Sens. Tom Carper and Chris Coons and Rep. Lisa Blunt Rochester joined more than 70 of their congressional colleagues July 13 to introduce House and Senate versions of the Refund Equality Act of 2017.
This legislation would ensure that legally-married same-sex couples — who until the U.S. Supreme Court's 2013 Windsor decision were barred from filing federal taxes jointly — are permitted to file amended tax returns back to the date of their marriage.
“I'm a big believer in the Golden Rule, which asks that we treat others the way we would like to be treated,” Carper said. “That is why we must make this simple fix to the law to ensure all citizens, including the rights of married same-sex couples, are able to amend their tax returns and access the refunds they are owed. The Supreme Court has ruled on this issue, so we must make sure the law is updated to reflect this important change.”

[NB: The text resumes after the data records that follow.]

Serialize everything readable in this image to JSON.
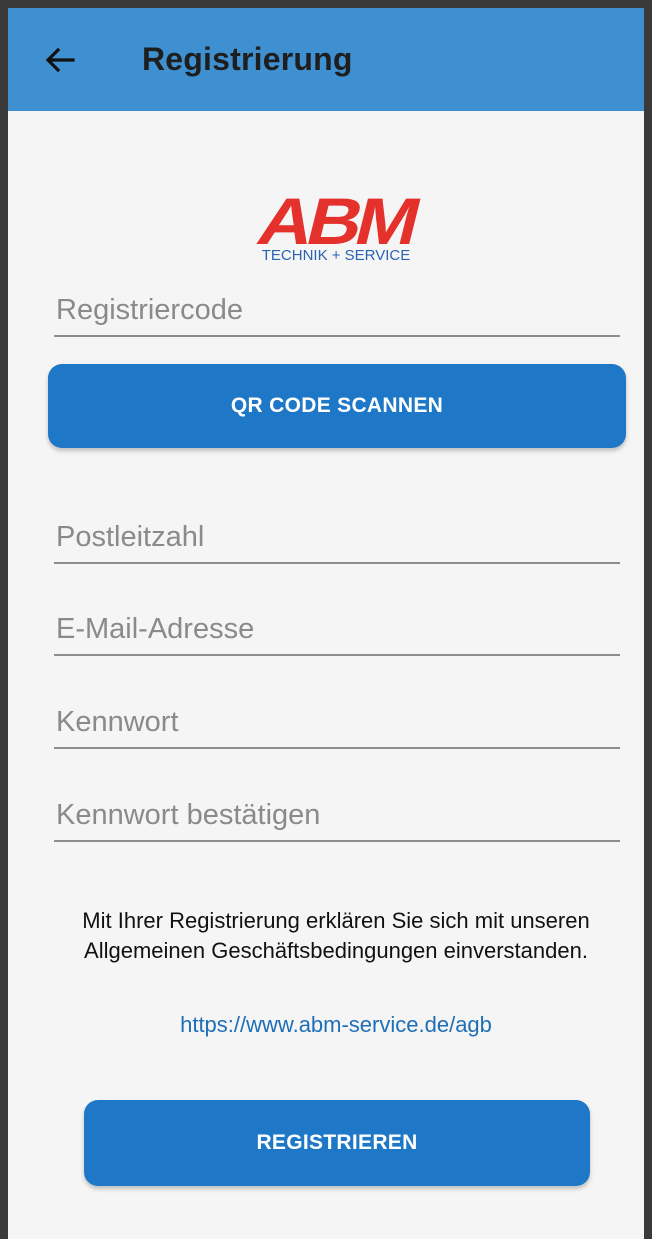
{
  "colors": {
    "appbar": "#3f90d1",
    "accent": "#1e78c7",
    "background": "#f5f5f5",
    "brand_red": "#e4312b",
    "brand_blue": "#2a63b3",
    "link": "#1e6fb8"
  },
  "header": {
    "back_icon": "arrow-left-icon",
    "title": "Registrierung"
  },
  "logo": {
    "letters": "ABM",
    "tagline": "TECHNIK + SERVICE"
  },
  "form": {
    "registration_code": {
      "placeholder": "Registriercode",
      "value": ""
    },
    "scan_button_label": "QR CODE SCANNEN",
    "postal_code": {
      "placeholder": "Postleitzahl",
      "value": ""
    },
    "email": {
      "placeholder": "E-Mail-Adresse",
      "value": ""
    },
    "password": {
      "placeholder": "Kennwort",
      "value": ""
    },
    "password_confirm": {
      "placeholder": "Kennwort bestätigen",
      "value": ""
    }
  },
  "terms": {
    "text": "Mit Ihrer Registrierung erklären Sie sich mit unseren Allgemeinen Geschäftsbedingungen einverstanden.",
    "link": "https://www.abm-service.de/agb"
  },
  "submit_label": "REGISTRIEREN"
}
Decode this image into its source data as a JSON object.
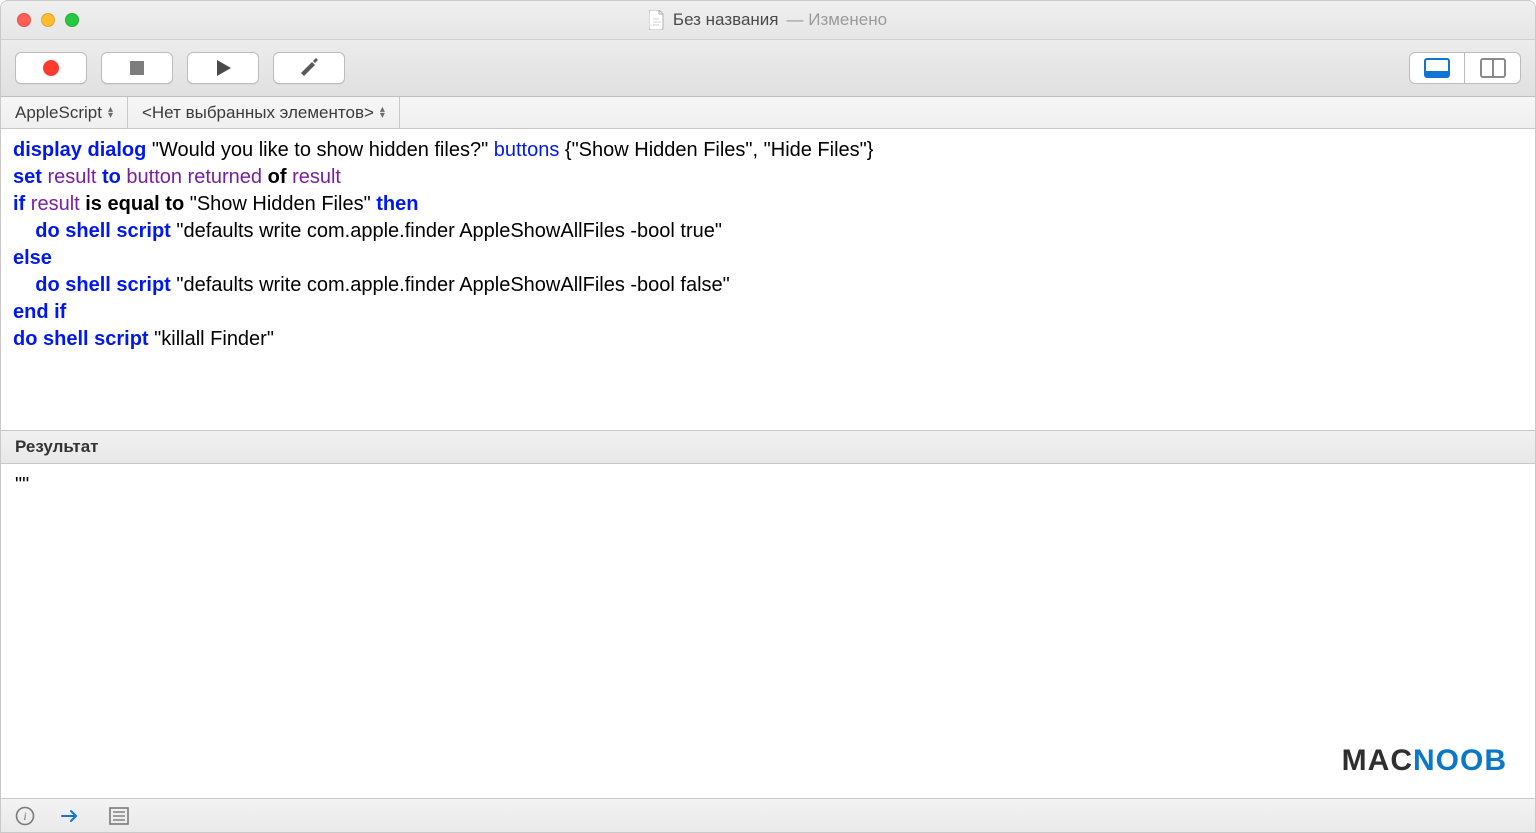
{
  "window": {
    "title": "Без названия",
    "status": "Изменено"
  },
  "navbar": {
    "language": "AppleScript",
    "path": "<Нет выбранных элементов>"
  },
  "code": {
    "l1": {
      "a": "display dialog",
      "b": "\"Would you like to show hidden files?\"",
      "c": "buttons",
      "d": "{\"Show Hidden Files\", \"Hide Files\"}"
    },
    "l2": {
      "a": "set",
      "b": "result",
      "c": "to",
      "d": "button returned",
      "e": "of",
      "f": "result"
    },
    "l3": {
      "a": "if",
      "b": "result",
      "c": "is equal to",
      "d": "\"Show Hidden Files\"",
      "e": "then"
    },
    "l4": {
      "a": "do shell script",
      "b": "\"defaults write com.apple.finder AppleShowAllFiles -bool true\""
    },
    "l5": {
      "a": "else"
    },
    "l6": {
      "a": "do shell script",
      "b": "\"defaults write com.apple.finder AppleShowAllFiles -bool false\""
    },
    "l7": {
      "a": "end if"
    },
    "l8": {
      "a": "do shell script",
      "b": "\"killall Finder\""
    }
  },
  "result": {
    "header": "Результат",
    "value": "\"\""
  },
  "watermark": {
    "part1": "MAC",
    "part2": "NOOB"
  }
}
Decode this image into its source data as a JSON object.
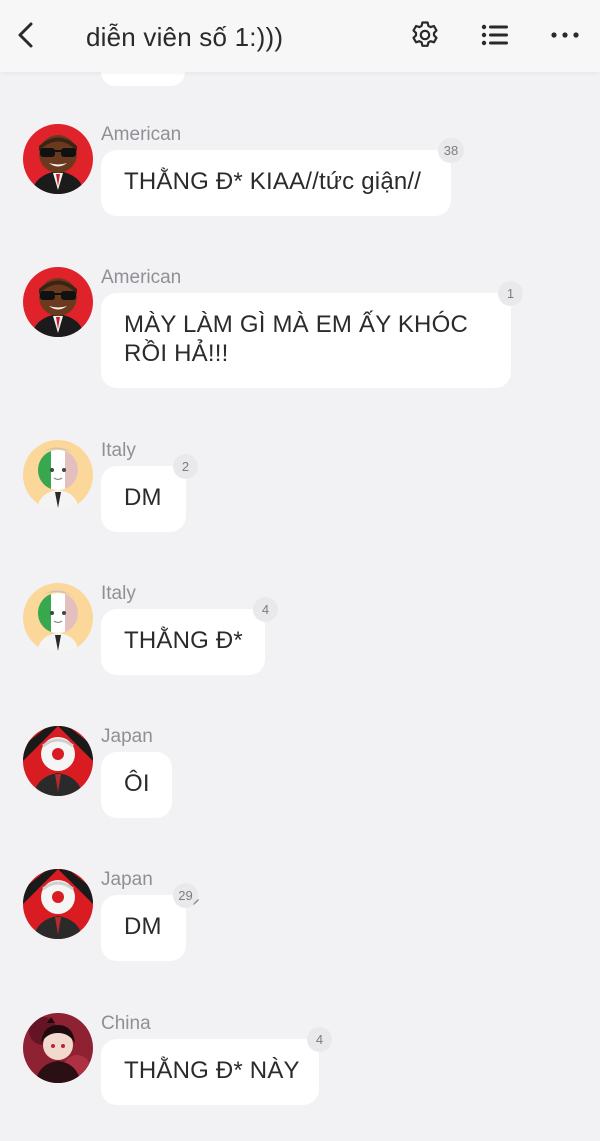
{
  "header": {
    "title": "diễn viên số 1:)))",
    "icons": [
      "back-arrow-icon",
      "gear-icon",
      "list-icon",
      "more-dots-icon"
    ]
  },
  "messages": [
    {
      "sender": "American",
      "text": "THẰNG Đ* KIAA//tức giận//",
      "badge": "38",
      "avatar": "american-avatar"
    },
    {
      "sender": "American",
      "text": "MÀY LÀM GÌ MÀ EM ẤY KHÓC RỒI HẢ!!!",
      "badge": "1",
      "avatar": "american-avatar"
    },
    {
      "sender": "Italy",
      "text": "DM",
      "badge": "2",
      "avatar": "italy-avatar"
    },
    {
      "sender": "Italy",
      "text": "THẰNG Đ*",
      "badge": "4",
      "avatar": "italy-avatar"
    },
    {
      "sender": "Japan",
      "text": "ÔI",
      "badge": "",
      "avatar": "japan-avatar"
    },
    {
      "sender": "Japan",
      "text": "DM",
      "badge": "29",
      "avatar": "japan-avatar"
    },
    {
      "sender": "China",
      "text": "THẰNG Đ* NÀY",
      "badge": "4",
      "avatar": "china-avatar"
    }
  ],
  "colors": {
    "background": "#f2f2f4",
    "bubble": "#ffffff",
    "sender": "#8f8f96",
    "badge_bg": "#e9e9ec"
  }
}
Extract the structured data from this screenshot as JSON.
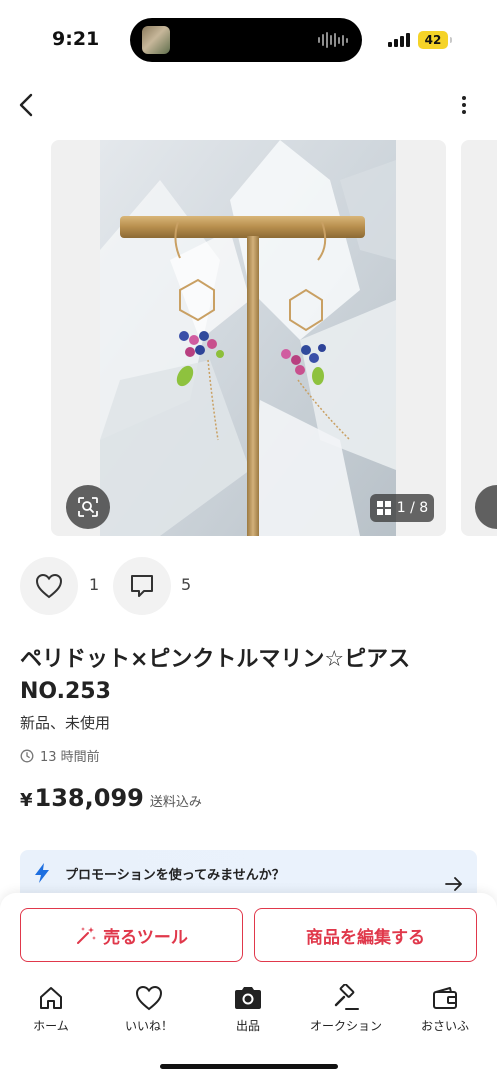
{
  "status_bar": {
    "time": "9:21",
    "battery": "42"
  },
  "header": {
    "back_icon": "chevron-left-icon",
    "more_icon": "more-vertical-icon"
  },
  "gallery": {
    "counter": "1 / 8",
    "lens_icon": "image-search-icon",
    "grid_icon": "grid-icon"
  },
  "reactions": {
    "likes": "1",
    "comments": "5"
  },
  "item": {
    "title": "ペリドット×ピンクトルマリン☆ピアス NO.253",
    "condition": "新品、未使用",
    "posted": "13 時間前",
    "currency": "¥",
    "price": "138,099",
    "shipping": "送料込み"
  },
  "promo": {
    "text": "プロモーションを使ってみませんか？",
    "icon": "lightning-icon"
  },
  "actions": {
    "sell_tool": "売るツール",
    "edit_item": "商品を編集する"
  },
  "tabbar": {
    "tabs": [
      {
        "label": "ホーム",
        "icon": "home-icon"
      },
      {
        "label": "いいね！",
        "icon": "heart-icon"
      },
      {
        "label": "出品",
        "icon": "camera-icon"
      },
      {
        "label": "オークション",
        "icon": "gavel-icon"
      },
      {
        "label": "おさいふ",
        "icon": "wallet-icon"
      }
    ]
  },
  "colors": {
    "accent": "#e0384b",
    "promo_bg": "#e9f1fb",
    "bolt": "#1e6fe0"
  }
}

“All Americans deserve fair and equal treatment under the law, and that includes the tax code,” Coons said. “The tax code currently prevents many married same-sex couples from receiving all of the tax benefits they are owed, which is unacceptable. That is why I am proud to join more than 70 of my congressional colleagues to support the Refund Equality Act of 2017 that will remedy this unequal tax treatment for married same-sex couples. This important bill takes one more step toward the goal of equal rights for same-sex couples under the law.”
“This is a small correction that will go an incredibly long way for same-sex couples,” Blunt Rochester said. “This legislation will allow same-sex couples to go back and claim what they are owed and will ensure that they are treated equally under the law. While it may be a small step, it is an incredibly necessary step toward justice for those who have been denied tax benefits solely because of who they are and who they love.”
Currently, married couples who previously filed taxes separately are permitted to file amended joint returns dating back up to three years, and the Internal Revenue Service lacks the authority to override this limitation. As a result, same-sex couples who were married in jurisdictions recognizing same-sex marriage prior to Windsor are unable to claim refunds for years they were legally married. The Refund Equality Act would permit these couples to amend their tax returns for these years, allowing them to file jointly and to secure an estimated total of $67 million in refunds to which they are entitled.